Monday, August 27, 2018

Peter Binns, Tony Cliff & Chris Harman - Russia: From Workers' State to State Capitalism

Having spent some of the Russian Revolution's centenary year reading books about 1917, the years 2018 onward bring a whole host of opportunities to read about what happened afterwards. I thought it would be useful to recap on the development of the International Socialist traditions views on Russia in the aftermath of the revolution.

This short 1987 collection of essays brings together four short pieces by leading British Marxists of the International Socialists and the Socialist Workers' Party. Only the first, an introductory piece by the Palestinian Jewish Marxist Tony Cliff is new for this piece, the others are from various other socialist journals and books. Cliff's piece is short and the meat of the argument is presented by Chris Harman's pieces which deal with the defeat of the Russia Revolution and the nature of Russia and its satellite states. The first Harman piece How the Revolution Was Lost (online here) is one of the clearest arguments about why Russia, first through isolation and the defeat of the post-World War One European Revolutionary movements and then the development of a new bureaucratic class, led to the defeat of the Revolution itself. It's a classic article that I have read numerous times and which I highly recommend to socialists.

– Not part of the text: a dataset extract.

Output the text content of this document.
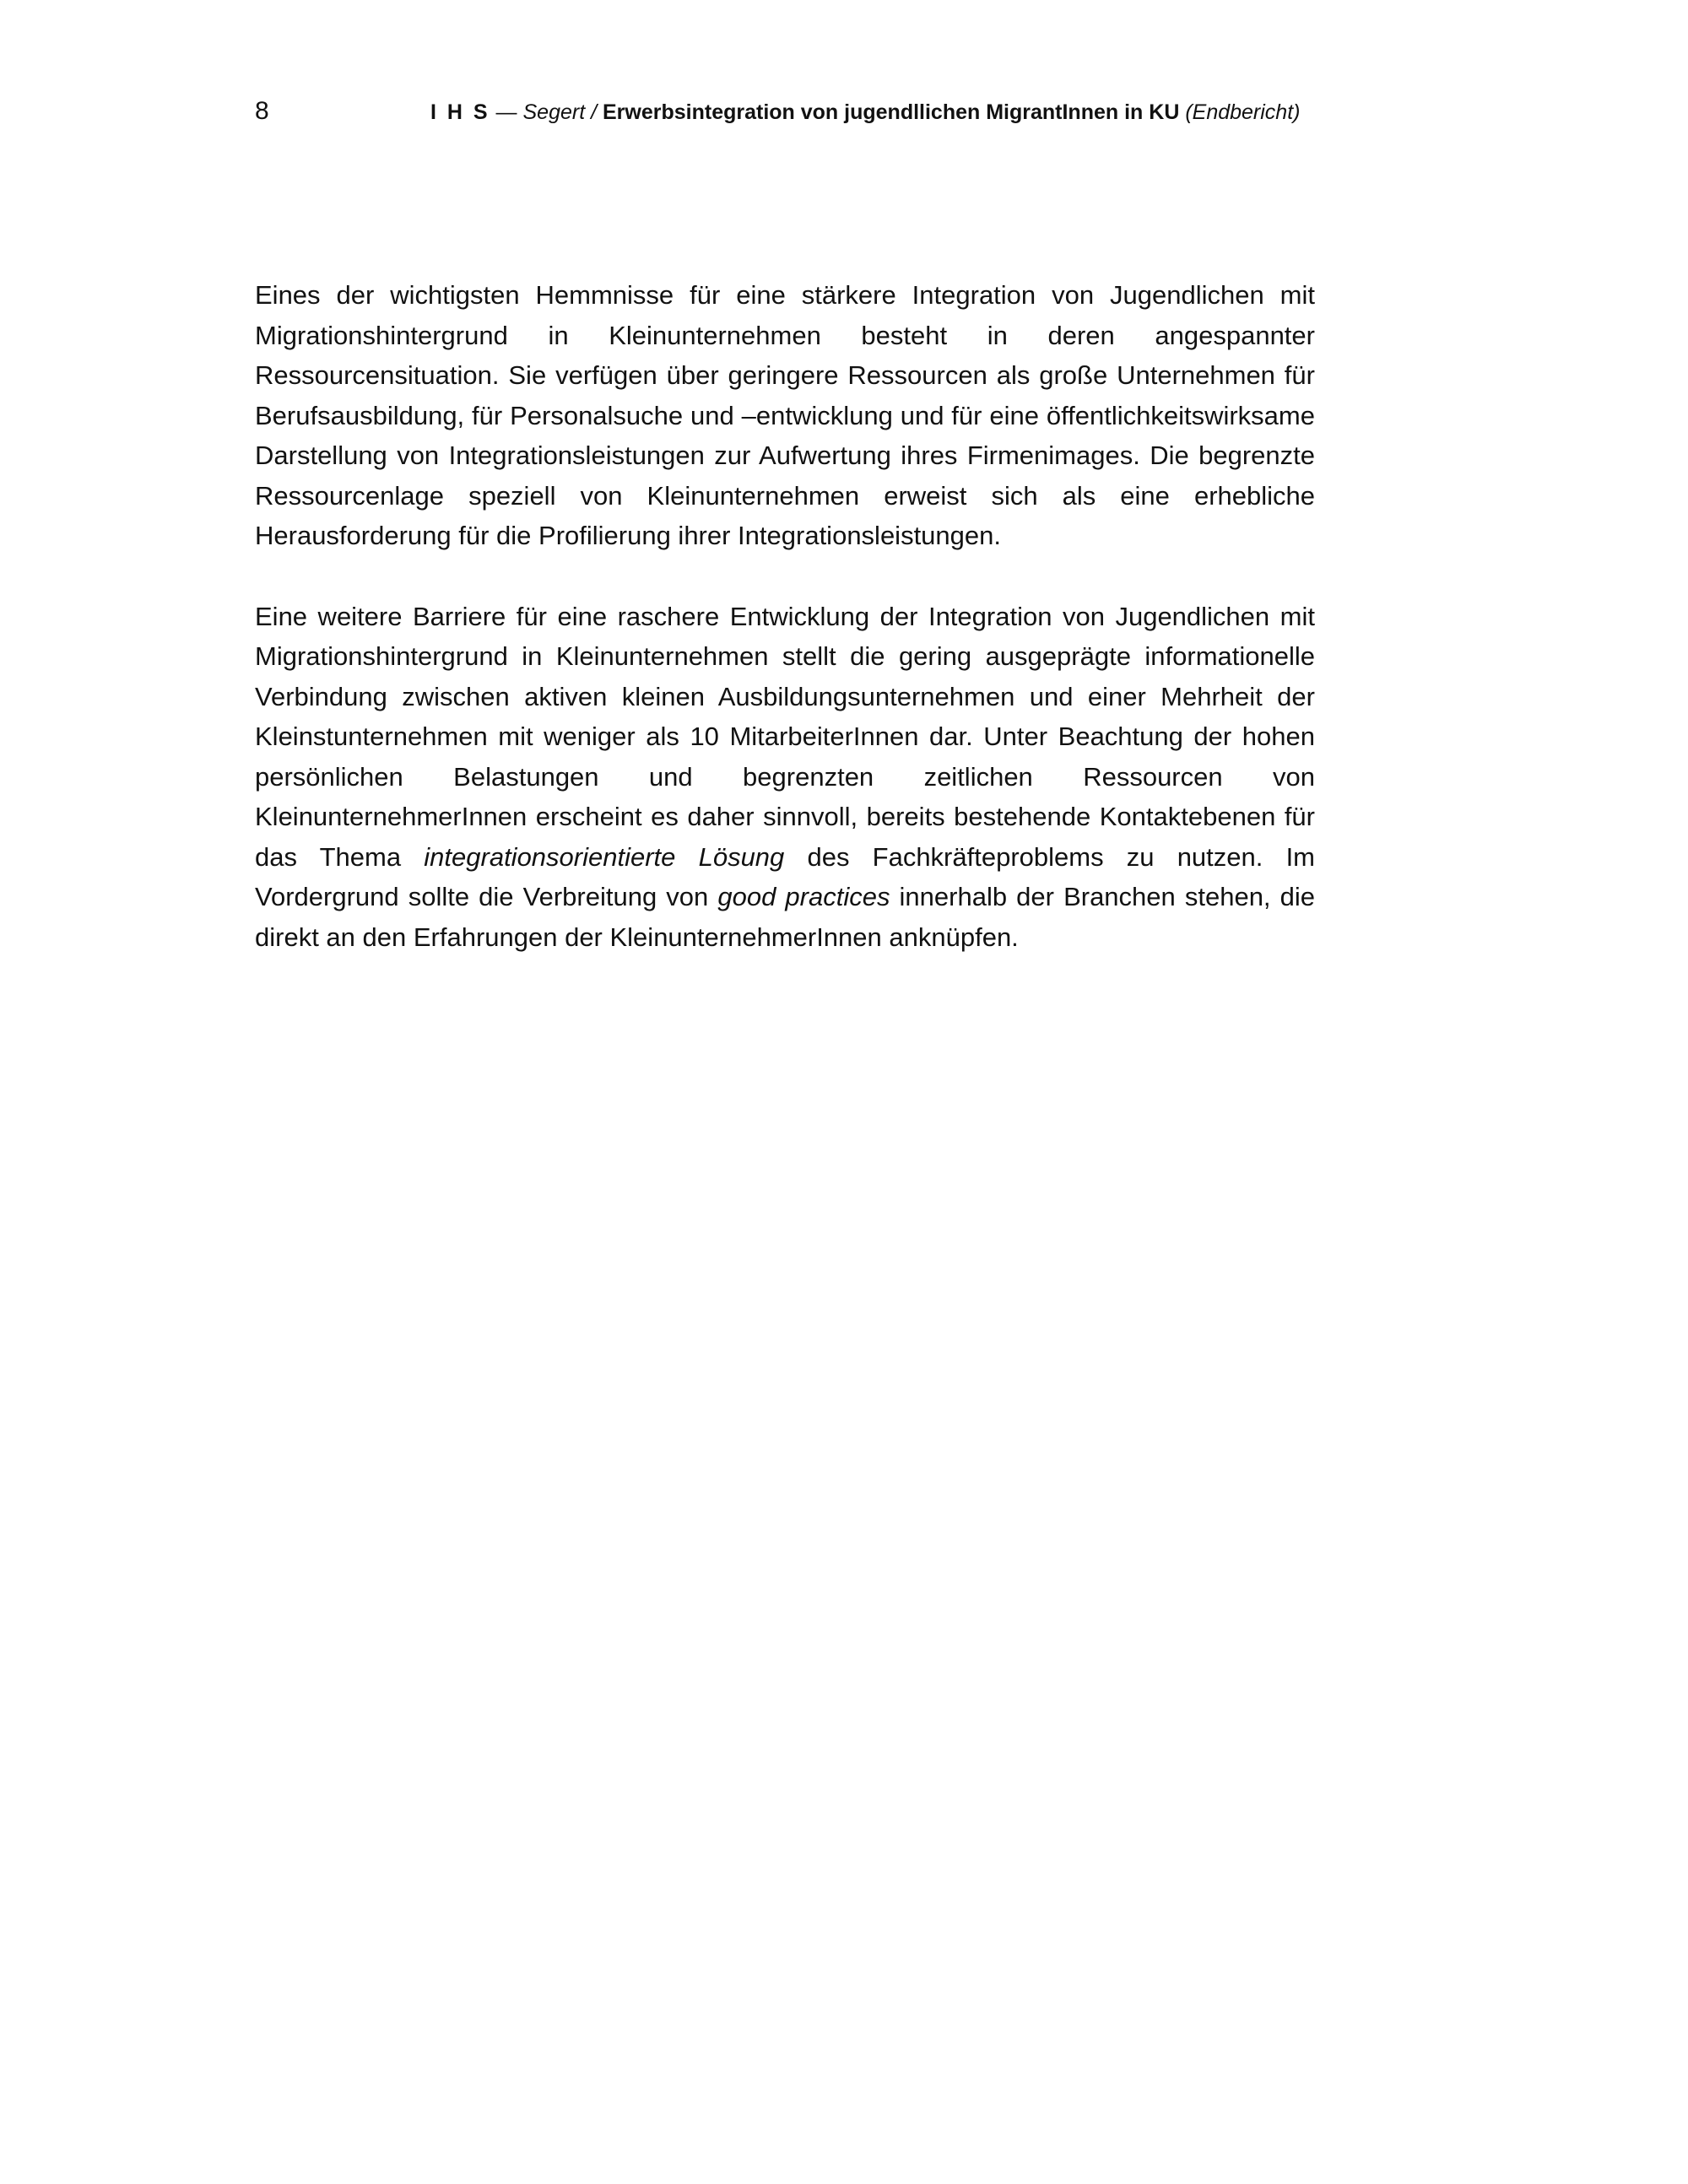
8	I H S — Segert / Erwerbsintegration von jugendllichen MigrantInnen in KU (Endbericht)

Eines der wichtigsten Hemmnisse für eine stärkere Integration von Jugendlichen mit Migrationshintergrund in Kleinunternehmen besteht in deren angespannter Ressourcensituation. Sie verfügen über geringere Ressourcen als große Unternehmen für Berufsausbildung, für Personalsuche und –entwicklung und für eine öffentlichkeitswirksame Darstellung von Integrationsleistungen zur Aufwertung ihres Firmenimages. Die begrenzte Ressourcenlage speziell von Kleinunternehmen erweist sich als eine erhebliche Herausforderung für die Profilierung ihrer Integrationsleistungen.

Eine weitere Barriere für eine raschere Entwicklung der Integration von Jugendlichen mit Migrationshintergrund in Kleinunternehmen stellt die gering ausgeprägte informationelle Verbindung zwischen aktiven kleinen Ausbildungsunternehmen und einer Mehrheit der Kleinstunternehmen mit weniger als 10 MitarbeiterInnen dar. Unter Beachtung der hohen persönlichen Belastungen und begrenzten zeitlichen Ressourcen von KleinunternehmerInnen erscheint es daher sinnvoll, bereits bestehende Kontaktebenen für das Thema integrationsorientierte Lösung des Fachkräfteproblems zu nutzen. Im Vordergrund sollte die Verbreitung von good practices innerhalb der Branchen stehen, die direkt an den Erfahrungen der KleinunternehmerInnen anknüpfen.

Harman's second piece can be seen as a basic introduction to the idea that defines the International Socialist tradition, that Russia was State Capitalist. Because of the origin of the articles as separate pieces there is some duplication, but again, Harman's argument is clear and accessible and like the following Peter Binn's article he returns first to a study of what capitalism is, before showing what Russia was/is. Harman shows how the basic dynamics of capitalism existed in pre-1989 Russia (and the Eastern bloc countries), showing how they could not possibly be socialist:
whereas under pre-capitalist societies production is determined by the desires of the ruling class and under socialism by the desires of the mass of the population, under capitalism the nature and dynamic of production results from the compulsion on those who control production to extract a surplus in order to accumulate means of production in competition with one another. The particular way in which the ruling class owns industry in Russia, through its control of the state, does not affect this essential point. That is why the only meaningful designation in Marxist terms of the society that has existed in Russia for the last forty years [Harman means since the 1920s] is 'state capitalism'.
Peter Binn's piece The Theory of State Capitalism (which can be found online here) is an extremely good short introduction to the idea. Like Harman he develops this through a study of capitalism, with frequent references to Marx's Capital. Crucially he shows how accumulation is a central feature of the economy of Russia, and this is because Russia is not an isolated economic system but one in intense competition with the Western Powers. This competition, like the competition between rival capitalists, drives the economic accumulation. Binns shows that this is true by showing how even within the developed capitalist powers, where the concentration and monopolisation of capitalism has meant that frequently only a single multinational dominates its sphere of production, yet these remain capitalist systems. State ownership, and indeed the existence of state planning, does not undermine this dynamic.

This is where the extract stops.